Until about two weeks ago, it was unthinkable that a German chancellor would receive roaring applause for a €100-billion military expansion. You know there’s a bug in the simulation when it remains unthinkable the say the same for solar panels and building insulation, even though the link between climate and security has never been clearer and more urgent.
This should be the Greens time to shine. In 2011, their allies in the Atomkraft? Nein, Danke movement had a meltdown over a freak accident caused by a perfect storm of geological events unique to where it happened — a half-a-world away. The tsunami of protest that resulted compelled Merkel’s second government to accelerate the closure of the country’s nuclear power plants, in a knee-jerk policy change that can only be described as an act of environmental populism.
The shortcomings of this decision have been evident for years, as Germany has routinely missed its climate targets by needing to rely more on coal and gas, the pollution from which is arguably deadlier than radioactive fallout from a nuclear accident, in the sense that the former will definitely and always happen, whereas the latter will not.
If only we could have known then that the very year set to turn out the lights of the last reactors would be the same in which Russia literally launched a petro-funded war. What fatal irony it would be should something go terribly wrong with any of Ukraine’s 15 nuclear reactors as the result of Russian aggression paid in part by Germany’s purchase of Russian gas, which it’s extra reliant since shutting down its own reactors out of fear of something going terribly wrong with them.
For a country that really dislikes risk, that’s a pretty lousy risk assessment.
Fukushima was able to very quickly change Merkel’s thinking on the nuclear issue, but a far more direct and real threat literally one country over has not moved the corresponding needle much. The Greens’ Robert Habeck, who runs the economics and climate ministry, has zero interest in flirting with nuclear power again (though by this point there’s so little left it really wouldn’t do much), but extending existing coal and developing new sources of gas are somehow palatable.
It seems the Realos really have vanquished the Fundis, at last.
True, Christian Lindner, the finance minister who seems lately to have woken up from a terrible night with the Ghost of Christmas Past, followed up Scholz’s performance with remarks of his own, in which he rebranded renewables as “freedom energy.” He later promised Habeck €200 billion for climate change initiatives between now and 2026. Good stuff that at least sounds like a lot, though it would have packed more punch coming from Scholz’s soapbox than during a TV interview with his chief federal accountant.
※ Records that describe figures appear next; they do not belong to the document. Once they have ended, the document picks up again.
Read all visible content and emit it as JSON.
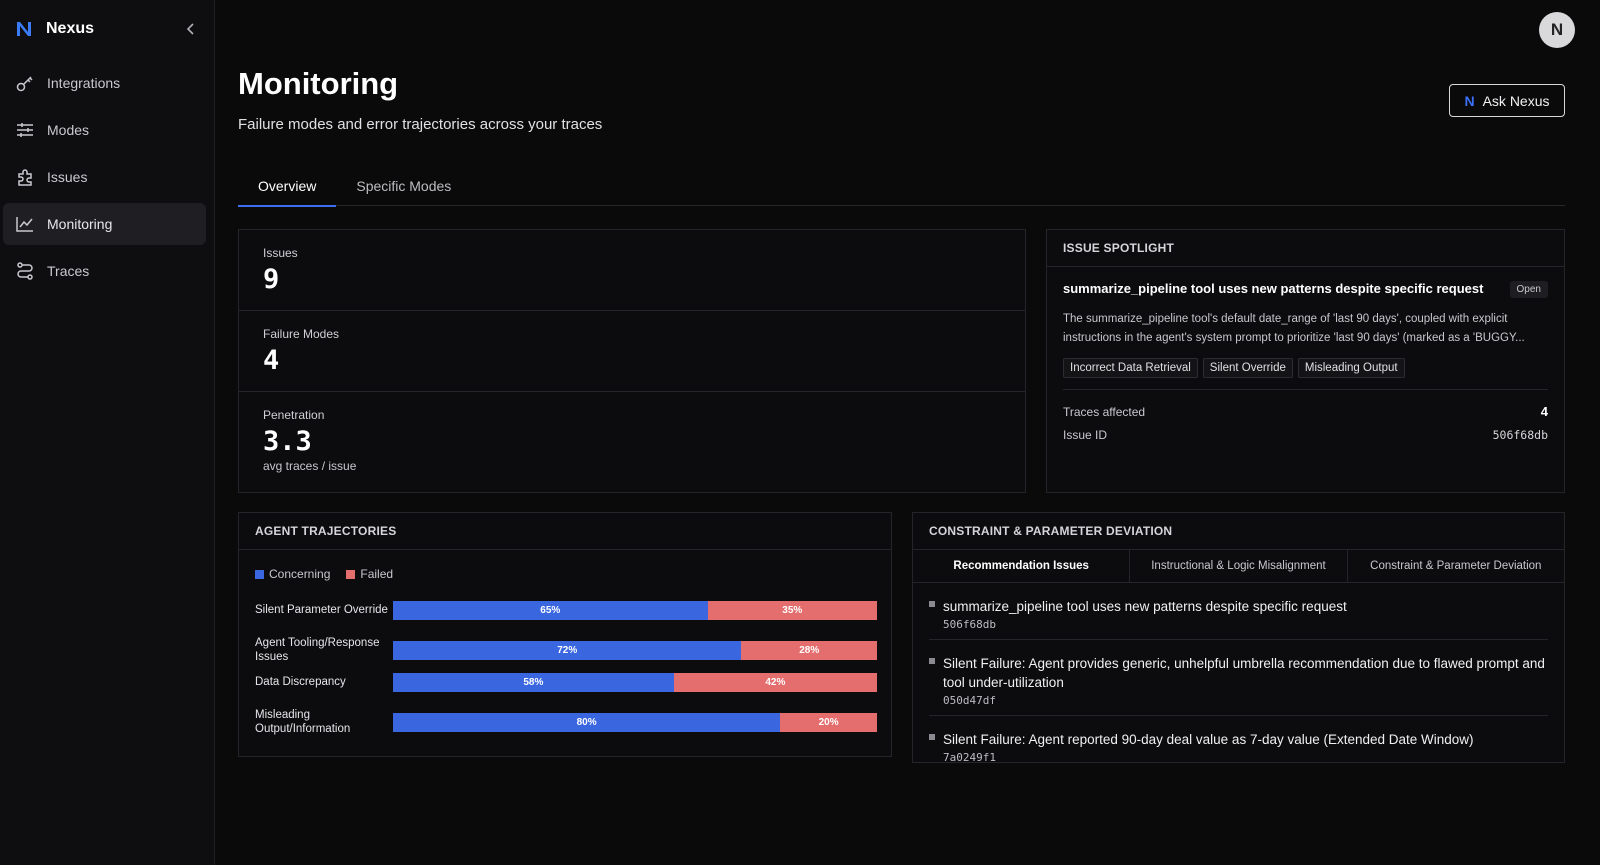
{
  "app": {
    "name": "Nexus",
    "avatar_initial": "N"
  },
  "sidebar": {
    "items": [
      {
        "label": "Integrations",
        "icon": "key-icon"
      },
      {
        "label": "Modes",
        "icon": "sliders-icon"
      },
      {
        "label": "Issues",
        "icon": "puzzle-icon"
      },
      {
        "label": "Monitoring",
        "icon": "chart-line-icon",
        "active": true
      },
      {
        "label": "Traces",
        "icon": "route-icon"
      }
    ]
  },
  "header": {
    "title": "Monitoring",
    "subtitle": "Failure modes and error trajectories across your traces",
    "ask_button": "Ask Nexus"
  },
  "tabs": [
    {
      "label": "Overview",
      "active": true
    },
    {
      "label": "Specific Modes"
    }
  ],
  "stats": {
    "issues": {
      "label": "Issues",
      "value": "9"
    },
    "failure_modes": {
      "label": "Failure Modes",
      "value": "4"
    },
    "penetration": {
      "label": "Penetration",
      "value": "3.3",
      "sub": "avg traces / issue"
    }
  },
  "spotlight": {
    "heading": "ISSUE SPOTLIGHT",
    "title": "summarize_pipeline tool uses new patterns despite specific request",
    "status": "Open",
    "description": "The summarize_pipeline tool's default date_range of 'last 90 days', coupled with explicit instructions in the agent's system prompt to prioritize 'last 90 days' (marked as a 'BUGGY...",
    "tags": [
      "Incorrect Data Retrieval",
      "Silent Override",
      "Misleading Output"
    ],
    "traces_affected_label": "Traces affected",
    "traces_affected": "4",
    "issue_id_label": "Issue ID",
    "issue_id": "506f68db"
  },
  "trajectories": {
    "heading": "AGENT TRAJECTORIES",
    "legend": {
      "concerning": "Concerning",
      "failed": "Failed"
    },
    "colors": {
      "concerning": "#3a67e0",
      "failed": "#e46e6e"
    },
    "rows": [
      {
        "label": "Silent Parameter Override",
        "concerning": 65,
        "failed": 35,
        "c_text": "65%",
        "f_text": "35%"
      },
      {
        "label": "Agent Tooling/Response Issues",
        "concerning": 72,
        "failed": 28,
        "c_text": "72%",
        "f_text": "28%"
      },
      {
        "label": "Data Discrepancy",
        "concerning": 58,
        "failed": 42,
        "c_text": "58%",
        "f_text": "42%"
      },
      {
        "label": "Misleading Output/Information",
        "concerning": 80,
        "failed": 20,
        "c_text": "80%",
        "f_text": "20%"
      }
    ]
  },
  "deviation": {
    "heading": "CONSTRAINT & PARAMETER DEVIATION",
    "subtabs": [
      {
        "label": "Recommendation Issues",
        "active": true
      },
      {
        "label": "Instructional & Logic Misalignment"
      },
      {
        "label": "Constraint & Parameter Deviation"
      }
    ],
    "items": [
      {
        "title": "summarize_pipeline tool uses new patterns despite specific request",
        "id": "506f68db"
      },
      {
        "title": "Silent Failure: Agent provides generic, unhelpful umbrella recommendation due to flawed prompt and tool under-utilization",
        "id": "050d47df"
      },
      {
        "title": "Silent Failure: Agent reported 90-day deal value as 7-day value (Extended Date Window)",
        "id": "7a0249f1"
      }
    ]
  }
}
While Germans, both in polls and anecdotally, say they are ready to sacrifice some comfort to decouple from Russian fossil fuels, no one is asking them to put on a sweater and drop the thermostat a degree. And they are definitely not being asked to drive slower, as Greenpeace has suggested as a half-step towards reducing fuel consumption, which everyone knows will come to pass in Germany shortly after the United States bans private ownership of military-grade assault rifles.
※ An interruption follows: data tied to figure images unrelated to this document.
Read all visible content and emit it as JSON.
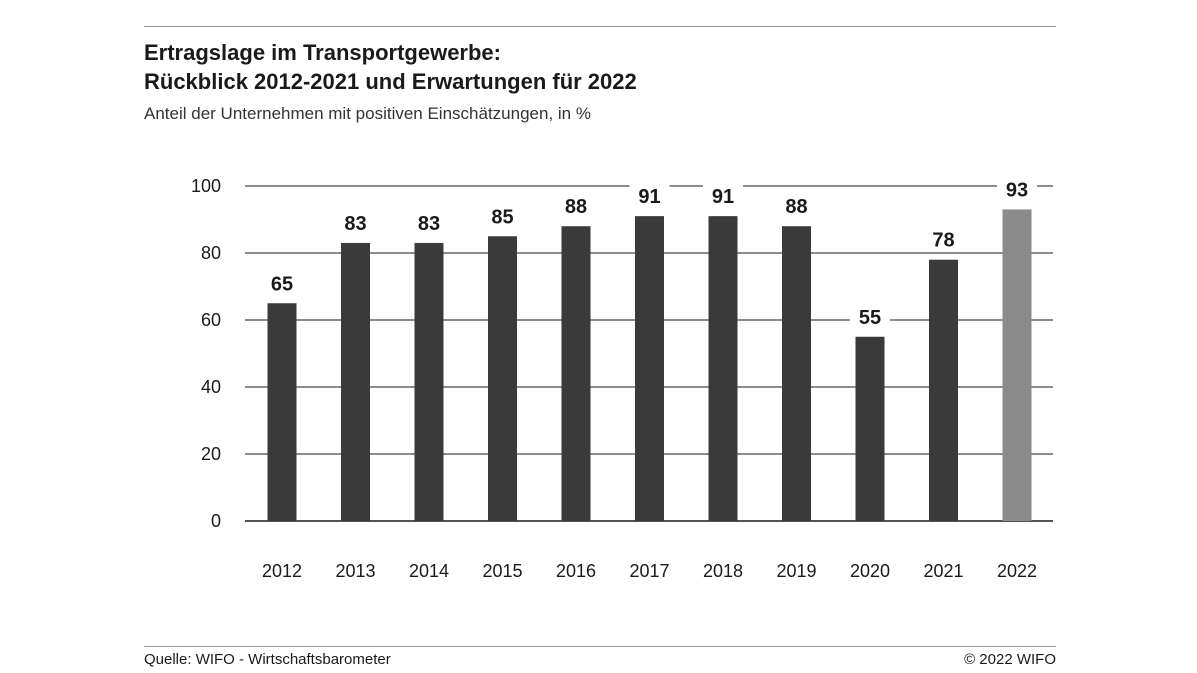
{
  "header": {
    "title_line1": "Ertragslage im Transportgewerbe:",
    "title_line2": "Rückblick 2012-2021 und Erwartungen für 2022",
    "subtitle": "Anteil der Unternehmen mit positiven Einschätzungen, in %"
  },
  "footer": {
    "source": "Quelle: WIFO - Wirtschaftsbarometer",
    "copyright": "© 2022 WIFO"
  },
  "colors": {
    "bar": "#3a3a3a",
    "bar_forecast": "#8a8a8a",
    "grid": "#1a1a1a"
  },
  "chart_data": {
    "type": "bar",
    "title": "Ertragslage im Transportgewerbe: Rückblick 2012-2021 und Erwartungen für 2022",
    "subtitle": "Anteil der Unternehmen mit positiven Einschätzungen, in %",
    "xlabel": "",
    "ylabel": "",
    "categories": [
      "2012",
      "2013",
      "2014",
      "2015",
      "2016",
      "2017",
      "2018",
      "2019",
      "2020",
      "2021",
      "2022"
    ],
    "values": [
      65,
      83,
      83,
      85,
      88,
      91,
      91,
      88,
      55,
      78,
      93
    ],
    "forecast_category": "2022",
    "ylim": [
      0,
      100
    ],
    "yticks": [
      0,
      20,
      40,
      60,
      80,
      100
    ],
    "grid": true,
    "legend": "none"
  }
}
With the Russia-friendly, peacenik SPD proposing military expansion, the environmentalist Greens considering coal and gas, and the liberal FDP agreeing to dole out the money, I suppose there’s some solace in seeing that German politics hasn’t become as intransigent as in some other, rustier democracies. Certain priorities may still need a bake sale to get done, but at least Germany’s military appears in good shape to confront the climate conflicts to come, even if it’s useless at deterring Russian aggression right now.